27 Aralık 2021 Pazartesi

Sıkılmak bir çocuk hakkıdır.

 Sıkılmak bir çocuk hakkıdır.


Çocuklarım "sıkıldım" dediğinde ne yapıyorum? 

Hep aynı şeyi yapmıyorum. Fakat genel olarak evdeki durumu gözlemliyorum. Sıkılmak şu anda ihtiyacı mı? Yoksa başka bir olayın sonucu mu? 

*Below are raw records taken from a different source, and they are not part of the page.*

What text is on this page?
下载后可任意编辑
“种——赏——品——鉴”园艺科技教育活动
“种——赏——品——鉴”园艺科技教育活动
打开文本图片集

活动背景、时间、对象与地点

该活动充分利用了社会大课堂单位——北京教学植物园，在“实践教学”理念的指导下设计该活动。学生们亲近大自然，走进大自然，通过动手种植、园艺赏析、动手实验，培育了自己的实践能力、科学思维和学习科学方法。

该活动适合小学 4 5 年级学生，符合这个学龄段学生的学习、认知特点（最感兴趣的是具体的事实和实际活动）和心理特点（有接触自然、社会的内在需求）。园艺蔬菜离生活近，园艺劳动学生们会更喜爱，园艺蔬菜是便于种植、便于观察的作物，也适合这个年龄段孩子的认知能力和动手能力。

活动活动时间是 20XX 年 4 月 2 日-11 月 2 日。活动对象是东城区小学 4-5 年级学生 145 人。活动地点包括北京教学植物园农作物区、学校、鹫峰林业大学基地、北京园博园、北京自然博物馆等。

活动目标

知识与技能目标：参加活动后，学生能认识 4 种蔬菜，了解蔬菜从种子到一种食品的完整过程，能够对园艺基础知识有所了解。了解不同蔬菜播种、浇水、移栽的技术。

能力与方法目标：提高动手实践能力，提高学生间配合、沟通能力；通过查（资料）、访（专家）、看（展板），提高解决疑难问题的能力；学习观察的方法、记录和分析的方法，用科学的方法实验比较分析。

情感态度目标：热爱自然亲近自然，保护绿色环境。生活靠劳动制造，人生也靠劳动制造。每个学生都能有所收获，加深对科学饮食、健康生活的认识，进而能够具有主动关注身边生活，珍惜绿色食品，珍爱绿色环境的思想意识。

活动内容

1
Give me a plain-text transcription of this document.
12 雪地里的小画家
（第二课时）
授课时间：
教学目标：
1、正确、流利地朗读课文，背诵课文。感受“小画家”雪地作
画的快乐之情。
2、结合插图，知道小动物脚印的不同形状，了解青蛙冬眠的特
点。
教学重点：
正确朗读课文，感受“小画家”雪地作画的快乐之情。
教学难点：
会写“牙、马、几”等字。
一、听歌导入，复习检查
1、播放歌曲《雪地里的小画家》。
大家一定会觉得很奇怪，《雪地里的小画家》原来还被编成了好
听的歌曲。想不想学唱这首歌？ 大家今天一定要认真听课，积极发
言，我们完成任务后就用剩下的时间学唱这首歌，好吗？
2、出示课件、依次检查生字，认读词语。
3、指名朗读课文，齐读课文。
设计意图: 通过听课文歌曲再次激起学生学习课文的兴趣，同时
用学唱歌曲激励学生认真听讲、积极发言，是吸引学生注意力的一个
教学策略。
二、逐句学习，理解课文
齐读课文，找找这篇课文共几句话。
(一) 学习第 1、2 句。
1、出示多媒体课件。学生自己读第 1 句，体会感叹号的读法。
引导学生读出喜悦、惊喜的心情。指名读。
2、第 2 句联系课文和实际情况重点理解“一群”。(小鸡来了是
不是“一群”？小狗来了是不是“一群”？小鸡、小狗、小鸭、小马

Mesela o gün içerisinde çocuğumla ilgilenemememin sonucu mu? Sarılıyorum bunu anlayabilmek için. Sohbet ediyoruz. Birkaç dakika içinde derdi anlaşılıyor. Diyelim ki yeni bir oyuncak istiyor. Bunu kenara yazıyoruz. Bir düşünelim. Kaç paramız var ay sonuna dek. Bunu alabilir miyiz? Bir bakalım. Yahut duygusal bir sorunu varmış. Kardeşleri ile tartışmış. Ya da kuzenini özlemiş. Konuşuyoruz bunu. Çözümü ben bulmuyorum. 


Bazen bana bağırır çocuklarım. Bana bağırırsa biri, üzülürüm. Çocuğum bağırırsa da üzülüyorum. Bunu belli ediyorum. Tıpkı ben ona bağırdığımda pişman olduğum gibi o da pişman oluyor.


Sıkıldığında ona bir alternatif sununca bunun kısa vadede ise yarasa bile uzun vadede işimi çok zorlaştırdığını gördüm ilk çocuğum üç yaşında iken. Bundan sekiz yıl evvel. Rahmetli Pınar ile yazışmaya başlamıştık o sıralar. Peter Gray, John Holt ile ve Self-Directed Learning kavramları ile öylece tanıştım.


Çocuğuma her şeyi, her zaman, her biçimde"kendim" öğretmek zorundayım sanıyordum, değilmişim. Küçük Merveler istemiyorum hayatımda. Bu çok sıkıcı. Daha renkli bir hayat istiyorum. Bunun için onların renklerine yol açıyorum hayatımızda. Soru sorduklarında cevap veriyorum elbette. Neden fikirlerimi onlardan esirgeyeyim. Fakat nasslar haricinde mevzular tartışmaya açık evimizde. Nassların hikmetlerini de konuşuruz uzun uzun. Neden kulluk? Neden nübüvvet? Neden inanç? Hikmetlerini konuşuruz.